A este eje vertebral se van uniendo distintos pagos, según los periodos, para apoyar a determinadas producciones (como el arroz, el algodón o la remolacha), al medio ambiente, a la incorporación de jóvenes, al desarrollo rural, etc., hasta conformar el cuerpo de la PAC.

el Tribunal de Cuentas Europeo ha constatado que la PAC

Sin embargo, esta política no está funcionando, no está cumpliendo sus objetivos: está olvidándose de la conservación del medio ambiente y de la equidad social. Así, durante el periodo 2007-2014, se perdieron en España 11.000 explotaciones agrarias, es decir, 30 fincas al día. Del conjunto de ayudas de la PAC, actualmente el 80% de los pagos se concentra en sólo el 20% de beneficiarios.
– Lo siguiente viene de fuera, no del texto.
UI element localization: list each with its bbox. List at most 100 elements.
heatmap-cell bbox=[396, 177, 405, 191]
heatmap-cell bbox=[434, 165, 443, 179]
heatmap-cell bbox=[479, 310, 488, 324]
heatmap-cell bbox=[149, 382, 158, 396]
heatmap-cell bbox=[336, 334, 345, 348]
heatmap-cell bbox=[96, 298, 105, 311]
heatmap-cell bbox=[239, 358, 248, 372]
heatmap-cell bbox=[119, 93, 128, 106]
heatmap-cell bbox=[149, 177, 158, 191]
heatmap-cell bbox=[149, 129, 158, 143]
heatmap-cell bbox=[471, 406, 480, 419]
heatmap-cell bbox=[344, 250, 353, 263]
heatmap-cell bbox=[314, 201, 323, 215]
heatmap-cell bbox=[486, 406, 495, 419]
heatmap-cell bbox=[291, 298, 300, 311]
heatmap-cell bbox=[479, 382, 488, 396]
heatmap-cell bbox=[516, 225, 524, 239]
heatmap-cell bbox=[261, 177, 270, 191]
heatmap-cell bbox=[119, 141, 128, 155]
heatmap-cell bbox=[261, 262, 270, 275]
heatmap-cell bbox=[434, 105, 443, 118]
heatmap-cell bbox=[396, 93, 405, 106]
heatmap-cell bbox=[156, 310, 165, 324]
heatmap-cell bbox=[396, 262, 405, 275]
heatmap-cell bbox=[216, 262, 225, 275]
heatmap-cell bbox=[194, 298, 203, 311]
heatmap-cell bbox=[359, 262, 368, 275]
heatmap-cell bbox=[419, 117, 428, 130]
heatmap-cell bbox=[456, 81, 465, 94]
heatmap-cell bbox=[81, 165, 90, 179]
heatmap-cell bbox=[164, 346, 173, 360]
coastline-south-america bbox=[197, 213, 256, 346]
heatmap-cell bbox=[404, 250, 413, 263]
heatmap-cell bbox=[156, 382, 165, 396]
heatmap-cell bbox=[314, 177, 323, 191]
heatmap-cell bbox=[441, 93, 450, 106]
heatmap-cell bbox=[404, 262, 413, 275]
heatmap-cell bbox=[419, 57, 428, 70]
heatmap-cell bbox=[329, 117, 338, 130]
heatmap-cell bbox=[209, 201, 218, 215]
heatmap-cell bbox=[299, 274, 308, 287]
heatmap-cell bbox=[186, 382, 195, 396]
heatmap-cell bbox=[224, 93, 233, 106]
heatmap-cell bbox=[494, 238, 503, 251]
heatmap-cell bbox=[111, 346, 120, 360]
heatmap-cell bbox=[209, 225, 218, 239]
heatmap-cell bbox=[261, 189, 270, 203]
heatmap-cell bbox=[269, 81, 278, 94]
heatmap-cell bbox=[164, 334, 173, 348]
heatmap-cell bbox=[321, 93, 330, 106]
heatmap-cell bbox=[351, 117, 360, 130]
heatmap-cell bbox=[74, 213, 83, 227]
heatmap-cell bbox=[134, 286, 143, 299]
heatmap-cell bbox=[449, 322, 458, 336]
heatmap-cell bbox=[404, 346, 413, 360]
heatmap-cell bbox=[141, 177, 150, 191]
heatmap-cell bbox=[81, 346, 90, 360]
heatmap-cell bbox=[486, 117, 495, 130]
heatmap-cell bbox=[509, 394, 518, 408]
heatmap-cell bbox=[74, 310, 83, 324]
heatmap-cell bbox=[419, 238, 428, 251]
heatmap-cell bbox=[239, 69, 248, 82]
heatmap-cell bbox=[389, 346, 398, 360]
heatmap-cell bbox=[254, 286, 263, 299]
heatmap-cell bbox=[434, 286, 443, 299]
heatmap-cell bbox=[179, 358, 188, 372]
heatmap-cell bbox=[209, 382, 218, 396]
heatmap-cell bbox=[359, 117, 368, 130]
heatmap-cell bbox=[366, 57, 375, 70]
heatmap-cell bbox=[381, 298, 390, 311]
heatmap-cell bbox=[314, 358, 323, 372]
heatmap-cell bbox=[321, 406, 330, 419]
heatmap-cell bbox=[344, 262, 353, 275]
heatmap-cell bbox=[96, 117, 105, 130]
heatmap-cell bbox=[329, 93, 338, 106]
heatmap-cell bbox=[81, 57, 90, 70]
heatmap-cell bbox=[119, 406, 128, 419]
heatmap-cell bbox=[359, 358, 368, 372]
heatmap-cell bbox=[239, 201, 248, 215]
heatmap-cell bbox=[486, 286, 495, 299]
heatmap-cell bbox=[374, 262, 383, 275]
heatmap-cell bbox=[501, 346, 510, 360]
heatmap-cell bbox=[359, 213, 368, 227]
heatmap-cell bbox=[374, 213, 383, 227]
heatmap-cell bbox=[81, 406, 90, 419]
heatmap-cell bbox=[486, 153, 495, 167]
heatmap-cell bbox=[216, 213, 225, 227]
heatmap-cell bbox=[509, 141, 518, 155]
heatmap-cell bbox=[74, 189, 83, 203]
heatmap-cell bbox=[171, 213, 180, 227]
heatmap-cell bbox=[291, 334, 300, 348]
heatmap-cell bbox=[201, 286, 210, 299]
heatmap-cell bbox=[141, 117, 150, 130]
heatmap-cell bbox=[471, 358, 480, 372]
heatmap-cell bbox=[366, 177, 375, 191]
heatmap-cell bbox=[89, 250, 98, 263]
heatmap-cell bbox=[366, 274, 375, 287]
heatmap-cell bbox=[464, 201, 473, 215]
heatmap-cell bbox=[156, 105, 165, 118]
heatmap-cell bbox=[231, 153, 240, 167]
Además, el Tribunal de Cuentas Europeo ha constatado que la PAC no está siendo efectiva para frenar el declive de la biodiversidad y que las medidas incorporadas en materia de cambio climático tienen un impacto muy reducido. Entonces, ¿por qué no se cambia?

Puede resumirse, de una forma “sencilla”, con que ese 20% que se lleva prácticamente todas las ayudas, no quiere perder su trozo de pastel. Y la influencia que tienen en el desarrollo de las políticas es enorme. La PAC no es una política construida por y para un ganadero o una agricultora en la forma idílica que tenemos, sino que está al servicio de las grandes explotaciones agroindustriales, de la intensificación de las producciones, de las enormes corporativas del sistema agroalimentario.

La PAC está al servicio de las grandes explotaciones agroindustriales

Por tanto, con tal fuerza detrás abogando por el mantenimiento del statu quo, los cambios se antojan lentos, y así es como han ido siendo durante muchos años. Para esta nueva reforma se esperaba que el enfoque de esta política realmente permutara y decidiera enfrentarse y abordar de forma ambiciosa los grandes desafíos que tenemos en esta década. Que se alineara con la hoja de ruta que se ha trazado desde Europa para la transición hacia modelos sostenibles, el Pacto Verde Europeo. Sin embargo, con lo acordado a nivel europeo a finales de junio de 2021, y con el borrador de trabajo de la aplicación del reglamento a nivel nacional, las esperanzas se han desvanecido: cambiar todo para que al final no cambie nada.

El gran problema es que cuando no se avanza, muchas veces el mantenerse igual supone un gran retraso, porque el resto de circunstancias no esperan y continúan su avance inexorable. Por eso es necesario que cada vez más gente deba tornar su mirada hacia la PAC y demandar un cambio, porque es muy probable que estemos viendo pasar el último tren para el campo. Y mira que ya están pasando pocos.